Barely a week after the Central Student Government decided to back the Black Student Union and it’s demands for a university-wide war against racism – or what the BSU and the Coleman administration have defined to be racism – a CSG assembly of bumptious, would-be-politicians, passed a resolution which addresses minority enrollment, the creation of a scholarship for undocumented students, and official CSG support for activism that promotes racial diversity on campus. It also added Native Americans and Native Alaskans to a running list of minority groups who are supposedly in need of more representation on campus. CSG’s resolution seems to imply that racism and a lack of racial diversity are one and the same thing.
Though the Coleman administration and the CSG, which are currently involved in a lawsuit relating to the issue of intellectual diversity, have yet to announce whether it will be supporting similar legislation to promote diversity of thought, the co-author of the bill, Samuel Molnar, was clear that HIS bill would have nothing to do with that:
“This isn’t a resolution about free speech, it’s a resolution about racism.” (Quoted from the Michigan Daily)
A key point in Molnar’s original bill read that “… CSG defends the right of minority and anti-racist students to speak the plain truth about racism …”
When CSG President Michael Proppe proposed an amendment to this, which stated that “CSG defends the right to freedom of speech for all students,” it was turned down, but the CSG assembly eventually decided that it could lend some limited support to free speech if it directly related to combating racism. The final amendment reads, “CSG defends the right of all students to speak the plain truth about racism,” which offers only a minor and likely to be ignored change: non minority students are now also protected when speaking out about how racist they themselves are.
The University of Michigan’s free speech codes currently score a “Red Light,” the lowest a school can be ranked from the Foundation for Individual Rights in Education, which is unlikely to change if the administration adopts CSG’s resolution.
Prior to discussing the bill, speakers from By Any Means Necessary, or BAMN, a quaintly self-described “radical” group for affirmative action which has taken up the noble (and now protected) practice of branding students on campus who disagree with them as “KKK supporters,” asked CSG to pledge fielty to their goal of 10-percent minority enrollment…by any means necessary.

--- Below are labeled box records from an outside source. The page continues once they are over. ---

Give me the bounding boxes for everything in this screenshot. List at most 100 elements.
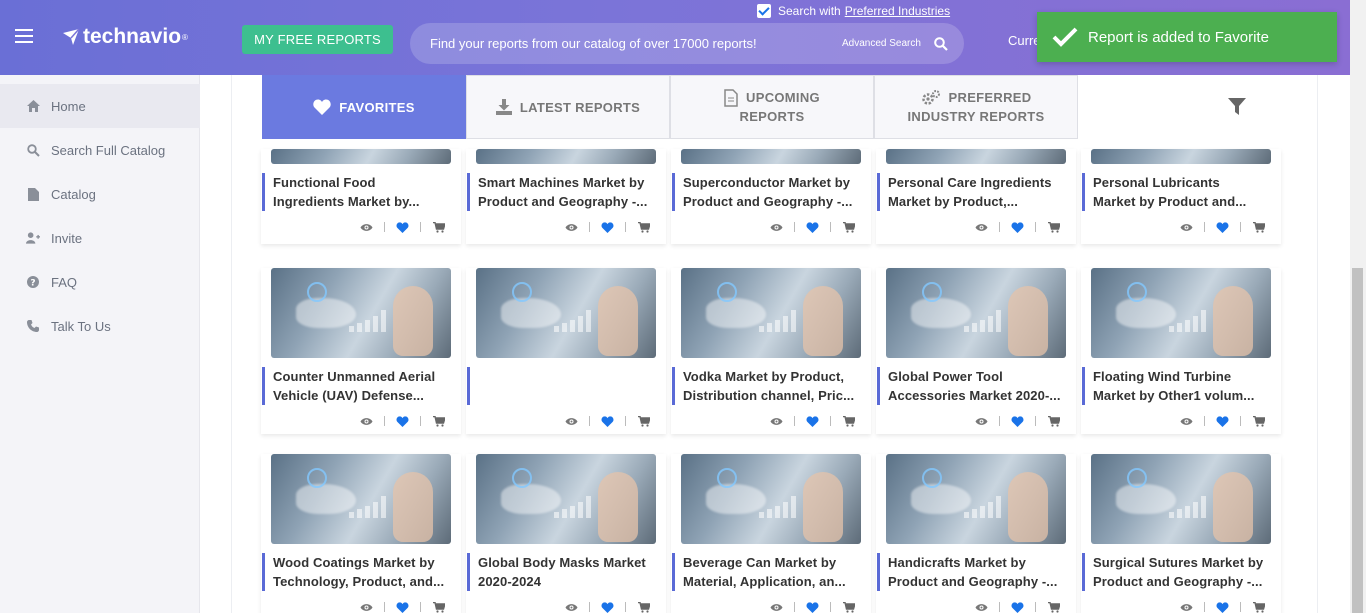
report-card[interactable]: Personal Care Ingredients Market by Produ…	[876, 149, 1076, 244]
favorite-heart-icon[interactable]	[395, 415, 410, 427]
sidebar-item-invite[interactable]: Invite	[0, 216, 200, 260]
cart-icon[interactable]	[1046, 221, 1061, 233]
report-card[interactable]: Global Body Masks Market 2020-2024	[466, 454, 666, 613]
report-card[interactable]	[466, 268, 666, 434]
report-thumbnail[interactable]	[271, 268, 451, 358]
report-title[interactable]: Personal Lubricants Market by Product and…	[1082, 173, 1277, 211]
report-title[interactable]: Global Body Masks Market 2020-2024	[467, 553, 662, 591]
search-placeholder[interactable]: Find your reports from our catalog of ov…	[430, 36, 757, 51]
report-thumbnail[interactable]	[1091, 454, 1271, 544]
report-card[interactable]: Smart Machines Market by Product and Geog…	[466, 149, 666, 244]
cart-icon[interactable]	[1251, 601, 1266, 613]
favorite-heart-icon[interactable]	[395, 221, 410, 233]
advanced-search-link[interactable]: Advanced Search	[842, 38, 921, 49]
sidebar-item-home[interactable]: Home	[0, 84, 200, 128]
report-title[interactable]: Personal Care Ingredients Market by Produ…	[877, 173, 1072, 211]
report-thumbnail[interactable]	[476, 454, 656, 544]
report-card[interactable]: Counter Unmanned Aerial Vehicle (UAV) Def…	[261, 268, 461, 434]
preferred-checkbox[interactable]	[757, 4, 771, 18]
favorite-heart-icon[interactable]	[1215, 415, 1230, 427]
report-card[interactable]: Personal Lubricants Market by Product and…	[1081, 149, 1281, 244]
view-icon[interactable]	[564, 601, 579, 613]
report-card[interactable]: Wood Coatings Market by Technology, Produ…	[261, 454, 461, 613]
report-thumbnail[interactable]	[1091, 149, 1271, 164]
favorite-heart-icon[interactable]	[1010, 601, 1025, 613]
favorite-heart-icon[interactable]	[805, 415, 820, 427]
cart-icon[interactable]	[431, 221, 446, 233]
favorite-heart-icon[interactable]	[395, 601, 410, 613]
cart-icon[interactable]	[841, 601, 856, 613]
sidebar-item-search-full-catalog[interactable]: Search Full Catalog	[0, 128, 200, 172]
favorite-heart-icon[interactable]	[1010, 221, 1025, 233]
logo[interactable]: technavio ®	[62, 25, 188, 49]
favorite-heart-icon[interactable]	[600, 601, 615, 613]
cart-icon[interactable]	[431, 415, 446, 427]
favorite-heart-icon[interactable]	[1010, 415, 1025, 427]
report-thumbnail[interactable]	[886, 268, 1066, 358]
my-free-reports-button[interactable]: MY FREE REPORTS	[242, 25, 393, 54]
report-title[interactable]: Beverage Can Market by Material, Applicat…	[672, 553, 867, 591]
cart-icon[interactable]	[636, 415, 651, 427]
report-title[interactable]: Superconductor Market by Product and Geog…	[672, 173, 867, 211]
view-icon[interactable]	[359, 221, 374, 233]
report-title[interactable]: Functional Food Ingredients Market by...	[262, 173, 457, 211]
cart-icon[interactable]	[1046, 415, 1061, 427]
favorite-heart-icon[interactable]	[1215, 221, 1230, 233]
search-icon[interactable]	[934, 37, 948, 51]
cart-icon[interactable]	[1251, 221, 1266, 233]
currency-selector[interactable]: Curre	[1008, 33, 1041, 48]
favorite-heart-icon[interactable]	[600, 415, 615, 427]
report-title[interactable]: Global Power Tool Accessories Market 2020…	[877, 367, 1072, 405]
sidebar-item-talk-to-us[interactable]: Talk To Us	[0, 304, 200, 348]
report-thumbnail[interactable]	[681, 149, 861, 164]
view-icon[interactable]	[1179, 221, 1194, 233]
preferred-industries-toggle[interactable]: Search with Preferred Industries	[757, 4, 950, 18]
report-title[interactable]: Vodka Market by Product, Distribution cha…	[672, 367, 867, 405]
report-thumbnail[interactable]	[271, 149, 451, 164]
sidebar-item-faq[interactable]: ? FAQ	[0, 260, 200, 304]
report-card[interactable]: Beverage Can Market by Material, Applicat…	[671, 454, 871, 613]
view-icon[interactable]	[564, 221, 579, 233]
report-thumbnail[interactable]	[271, 454, 451, 544]
report-title[interactable]: Counter Unmanned Aerial Vehicle (UAV) Def…	[262, 367, 457, 405]
search-bar[interactable]: Find your reports from our catalog of ov…	[410, 23, 964, 64]
report-title[interactable]	[467, 367, 662, 405]
report-thumbnail[interactable]	[886, 149, 1066, 164]
report-title[interactable]: Smart Machines Market by Product and Geog…	[467, 173, 662, 211]
report-title[interactable]: Handicrafts Market by Product and Geograp…	[877, 553, 1072, 591]
report-card[interactable]: Floating Wind Turbine Market by Other1 vo…	[1081, 268, 1281, 434]
favorite-heart-icon[interactable]	[805, 221, 820, 233]
report-card[interactable]: Vodka Market by Product, Distribution cha…	[671, 268, 871, 434]
view-icon[interactable]	[974, 221, 989, 233]
cart-icon[interactable]	[841, 415, 856, 427]
preferred-industries-link[interactable]: Preferred Industries	[845, 4, 950, 18]
view-icon[interactable]	[1179, 601, 1194, 613]
view-icon[interactable]	[974, 415, 989, 427]
view-icon[interactable]	[769, 601, 784, 613]
view-icon[interactable]	[769, 221, 784, 233]
report-title[interactable]: Wood Coatings Market by Technology, Produ…	[262, 553, 457, 591]
report-title[interactable]: Floating Wind Turbine Market by Other1 vo…	[1082, 367, 1277, 405]
menu-icon[interactable]	[15, 29, 33, 43]
cart-icon[interactable]	[636, 601, 651, 613]
favorite-heart-icon[interactable]	[1215, 601, 1230, 613]
cart-icon[interactable]	[841, 221, 856, 233]
cart-icon[interactable]	[1046, 601, 1061, 613]
report-card[interactable]: Global Power Tool Accessories Market 2020…	[876, 268, 1076, 434]
report-card[interactable]: Handicrafts Market by Product and Geograp…	[876, 454, 1076, 613]
view-icon[interactable]	[359, 415, 374, 427]
report-thumbnail[interactable]	[1091, 268, 1271, 358]
favorite-heart-icon[interactable]	[805, 601, 820, 613]
view-icon[interactable]	[359, 601, 374, 613]
report-thumbnail[interactable]	[681, 268, 861, 358]
sidebar-item-catalog[interactable]: Catalog	[0, 172, 200, 216]
report-card[interactable]: Superconductor Market by Product and Geog…	[671, 149, 871, 244]
view-icon[interactable]	[564, 415, 579, 427]
cart-icon[interactable]	[1251, 415, 1266, 427]
report-thumbnail[interactable]	[886, 454, 1066, 544]
report-title[interactable]: Surgical Sutures Market by Product and Ge…	[1082, 553, 1277, 591]
report-thumbnail[interactable]	[681, 454, 861, 544]
report-thumbnail[interactable]	[476, 149, 656, 164]
report-thumbnail[interactable]	[476, 268, 656, 358]
cart-icon[interactable]	[636, 221, 651, 233]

Christian Mays, in perhaps one of the few displays of integrity during the entire two hour debate, noted that BAMN’s “past behavior” was aggressive, and that Affirmative Action should be discussed separately from today’s resolution. (From the Daily) CSG Vice President Bobby Dishell also noted that an official stance on affirmative action, and other national policy issues, would not be a productive use of CSG’s time because the student representatives (thankfully) don’t have a role in what the dark suits in Washington decide for the rest of us.
It remains to be seen whether or not the Senate Advisory Committee on University Affairs will adopt the bill, but the administration has shown support for this particular brand of diversity in the past, and if precedent is any evidence, students can expect some new changes on campus coming soon.